Appellant argues, “Because Ms. Halenar was no longer working on September 1,1978, she could properly file a claim on that date.” At best this statement is ambiguous in its apparent equation of “not working” with “unemployment.” At worst it ignores the requirement of N.J.S.A. 43:21-4 that an absolute precondition to eligibility is unemployment. While it is true that appellant was not at work teaching school, the fact is she was still employed. She could not then file a valid claim.
*161Counsel for appellant urges the equities of the situation and complains of the harshness of the rule. Only a total absence of humanity would prompt disagreement with that plaint. But the statutes are clear and no rule of liberality condones our ignoring their plain language. The difficulties of the situation, not entirely uncommon in our experience, should be addressed to the Legislature rather than to us.

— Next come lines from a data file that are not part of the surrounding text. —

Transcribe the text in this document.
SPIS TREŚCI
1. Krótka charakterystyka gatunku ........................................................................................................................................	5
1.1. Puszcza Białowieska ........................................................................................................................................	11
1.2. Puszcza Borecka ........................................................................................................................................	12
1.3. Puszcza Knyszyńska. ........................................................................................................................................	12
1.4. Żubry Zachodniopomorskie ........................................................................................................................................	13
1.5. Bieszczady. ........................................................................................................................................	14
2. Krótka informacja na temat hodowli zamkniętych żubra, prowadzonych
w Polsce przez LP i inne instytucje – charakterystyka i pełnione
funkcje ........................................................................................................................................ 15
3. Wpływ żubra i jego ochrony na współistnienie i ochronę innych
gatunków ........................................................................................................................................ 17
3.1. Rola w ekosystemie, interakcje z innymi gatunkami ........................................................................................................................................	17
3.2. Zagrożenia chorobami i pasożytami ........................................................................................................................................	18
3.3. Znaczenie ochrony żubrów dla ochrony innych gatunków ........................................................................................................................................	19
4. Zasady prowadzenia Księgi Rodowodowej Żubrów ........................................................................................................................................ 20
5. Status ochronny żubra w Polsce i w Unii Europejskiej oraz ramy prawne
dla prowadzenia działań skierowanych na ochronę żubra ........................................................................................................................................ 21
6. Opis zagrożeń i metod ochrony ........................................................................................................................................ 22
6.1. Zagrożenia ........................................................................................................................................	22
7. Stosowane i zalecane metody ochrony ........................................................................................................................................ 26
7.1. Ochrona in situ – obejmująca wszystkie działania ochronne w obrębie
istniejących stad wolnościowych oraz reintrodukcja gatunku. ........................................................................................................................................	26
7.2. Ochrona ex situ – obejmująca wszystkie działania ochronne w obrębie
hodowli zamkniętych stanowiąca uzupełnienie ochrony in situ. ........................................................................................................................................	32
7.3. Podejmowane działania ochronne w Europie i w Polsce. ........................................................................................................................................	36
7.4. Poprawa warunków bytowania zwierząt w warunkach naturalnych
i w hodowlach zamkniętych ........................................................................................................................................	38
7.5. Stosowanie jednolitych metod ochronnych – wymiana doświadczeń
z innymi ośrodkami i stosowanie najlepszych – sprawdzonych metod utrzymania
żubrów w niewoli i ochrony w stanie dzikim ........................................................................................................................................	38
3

Appellant, citing Castellano v. Linden Bd. of Ed., 79 N.J. 407 (1979), also argues that a denial of benefits constitutes illegal sex discrimination. The argument lacks merit. The proscribed conduct in Castellano by definition applied only to pregnant women. The rule of law here given effect applies to any individual, male or female, who seeks, by virtue of a leave of absence, to retain employment benefits while absenting himself or herself from work. To hold otherwise in the case of pregnant women would itself be discriminatory.
Affirmed. No costs.
Appellant’s contract does not appear in the record. It may well be that the employment terminated at the end of August 1979 rather than contemporaneously with the expiration of the leave of absence in June 1979. A discrepancy of this nature does not affect our conviction that the employment did not terminate prior to June 1979.